The radio source \mathrm { Sagittarius A ^ { * } } ( \mathrm { Sgr A ^ { * } } ) is believed to be a hot , inhomogeneous , magnetized plasma flowing near the event horizon of the 3.6 \times 10 ^ { 6 } { M _ { \odot } } black hole at the galactic center .
At a distance of 8 { kpc } ( \simeq 2.5 \times 10 ^ { 22 } { cm } ) the black hole would be among the largest black holes as judged by angular size .
Recent observations are consistent with the idea that the millimeter and sub-millimeter photons are dominated by optically thin , thermal synchrotron emission .
Anticipating future Very Long Baseline Interferometry ( VLBI ) observations of \mathrm { Sgr A ^ { * } } at these wavelengths , we present here the first dynamically self-consistent models of millimeter and sub-millimeter emission from \mathrm { Sgr A ^ { * } } based on general relativistic numerical simulations of the accretion flow .
Angle-dependent spectra are calculated assuming a thermal distribution of electrons at the baryonic temperature dictated by the simulation and the accretion rate , which acts as a free parameter in our model .
The effects of varying model parameters ( black hole spin and inclination of the spin to the line of sight ) and source variability on the spectrum are shown .

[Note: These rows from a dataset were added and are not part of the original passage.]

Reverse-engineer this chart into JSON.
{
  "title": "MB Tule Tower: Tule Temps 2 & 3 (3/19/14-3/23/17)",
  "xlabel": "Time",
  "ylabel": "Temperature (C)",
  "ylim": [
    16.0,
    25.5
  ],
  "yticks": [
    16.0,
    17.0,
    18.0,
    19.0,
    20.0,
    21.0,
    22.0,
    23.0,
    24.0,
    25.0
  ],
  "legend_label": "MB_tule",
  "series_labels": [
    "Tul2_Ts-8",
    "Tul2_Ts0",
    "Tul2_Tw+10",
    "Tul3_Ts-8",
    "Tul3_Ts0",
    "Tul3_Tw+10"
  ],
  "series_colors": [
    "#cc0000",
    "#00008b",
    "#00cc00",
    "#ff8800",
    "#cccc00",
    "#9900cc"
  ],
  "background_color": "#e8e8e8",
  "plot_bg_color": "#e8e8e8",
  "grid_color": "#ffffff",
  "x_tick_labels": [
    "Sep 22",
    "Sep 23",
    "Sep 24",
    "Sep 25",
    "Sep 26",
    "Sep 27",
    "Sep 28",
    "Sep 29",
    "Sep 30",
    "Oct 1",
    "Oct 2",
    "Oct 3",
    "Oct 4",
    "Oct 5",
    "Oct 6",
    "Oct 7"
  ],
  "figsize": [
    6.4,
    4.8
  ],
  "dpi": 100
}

We find that the accretion rate value needed to match our calculated millimeter flux to the observed flux is consistent with constraints on the accretion rate inferred from detections of the rotation measure .
We also describe the relativistic jet that is launched along the black hole spin axis by the accretion disk and evolves to scales of \sim 10 ^ { 3 } { GMc ^ { -2 } } , where M is the mass of the black hole .